15 Temmuz gecesi, tanklar insanları yarıp geçti, arabalarının içindeki insanları ezip geçti, üzerimize uçaksavar silahlarıyla tüfeklerle ateş açıldı, 161 şehidimiz 1440 yaralımız var. Yabancı işgalinde bile dokunulmamış Meclisimiz bombalandı. MİT binası doçka'larla dövüldü. Cumhurbaşkanlığı Külliyesi bombalandı. Ama 'bunlar hep kurgu, tiyatro', öyle mi?!
Size kendi kişisel 'tiyatromu'da anlatayım o halde. Boğaz köprüsü trafiğinin engellendiği haberi geldiğinde dışarıda misafirlikteydik. Haberi alır almaz eve dönmeye karar verdik. Yolda, Meclis üzerinde alçak uçuş yapıldığını duyunca 'tamam' dedik; 'gün bugündür.' Eşim, hedef isimlerden olduğum gerekçesiyle sokağa çıkmama itiraz etti. 'İnsanları sokağa çağırıp kendim evde mi oturacağım?' diye sordum. En sonunda 'Beni bu gece arkanda bırakıp gidersen, hakkımı helal etmiyorum' deyince ikna edebildim.
İki yaşındaki oğlumla vedalaşıp onu güvendiğim birine teslim ettim. Anadolu yakasında oturduğumuz için Atatürk Havalimanı'na gidemedik.

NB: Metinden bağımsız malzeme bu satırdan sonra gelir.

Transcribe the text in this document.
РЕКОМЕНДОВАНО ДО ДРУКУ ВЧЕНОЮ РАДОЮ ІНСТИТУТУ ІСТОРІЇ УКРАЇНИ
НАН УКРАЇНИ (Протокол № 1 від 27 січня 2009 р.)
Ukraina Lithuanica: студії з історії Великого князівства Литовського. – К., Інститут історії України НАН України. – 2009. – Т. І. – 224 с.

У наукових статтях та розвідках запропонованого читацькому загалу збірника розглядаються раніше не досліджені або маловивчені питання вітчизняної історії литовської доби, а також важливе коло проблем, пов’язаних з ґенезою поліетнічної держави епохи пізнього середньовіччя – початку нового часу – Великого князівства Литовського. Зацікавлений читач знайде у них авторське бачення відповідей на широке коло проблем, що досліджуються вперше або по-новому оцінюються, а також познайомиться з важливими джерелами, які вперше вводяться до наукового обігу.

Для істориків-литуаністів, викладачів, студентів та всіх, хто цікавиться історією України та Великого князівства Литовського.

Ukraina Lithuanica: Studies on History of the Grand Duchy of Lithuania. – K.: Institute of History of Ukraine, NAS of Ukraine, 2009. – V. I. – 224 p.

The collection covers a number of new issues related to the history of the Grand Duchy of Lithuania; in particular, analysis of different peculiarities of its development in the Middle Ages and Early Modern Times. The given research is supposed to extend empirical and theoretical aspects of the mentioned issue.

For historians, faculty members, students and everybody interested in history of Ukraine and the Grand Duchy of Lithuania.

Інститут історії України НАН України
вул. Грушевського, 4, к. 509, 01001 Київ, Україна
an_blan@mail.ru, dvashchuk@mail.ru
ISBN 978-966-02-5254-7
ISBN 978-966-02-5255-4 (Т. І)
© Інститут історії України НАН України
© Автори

Eşim ve eniştemle birlikte kendimizi askerlerin tuttuğu Boğaziçi Köprüsü'ne attık. Yol, sokaklara dökülen darbe karşıtları sebebiyle çok şükür tıkalıydı. Hep beraber köprüye doğru yürüdük. Fetullahçı darbeciler, tanklarla köprü giriş ve çıkışını tutmuşlardı. Silahsız insanlar olarak tek yapabileceğimiz, kalabalık halde 'sokağa çıkma yasağınızı da, darbenizi de tanımıyoruz' demekti; öyle de yaptık.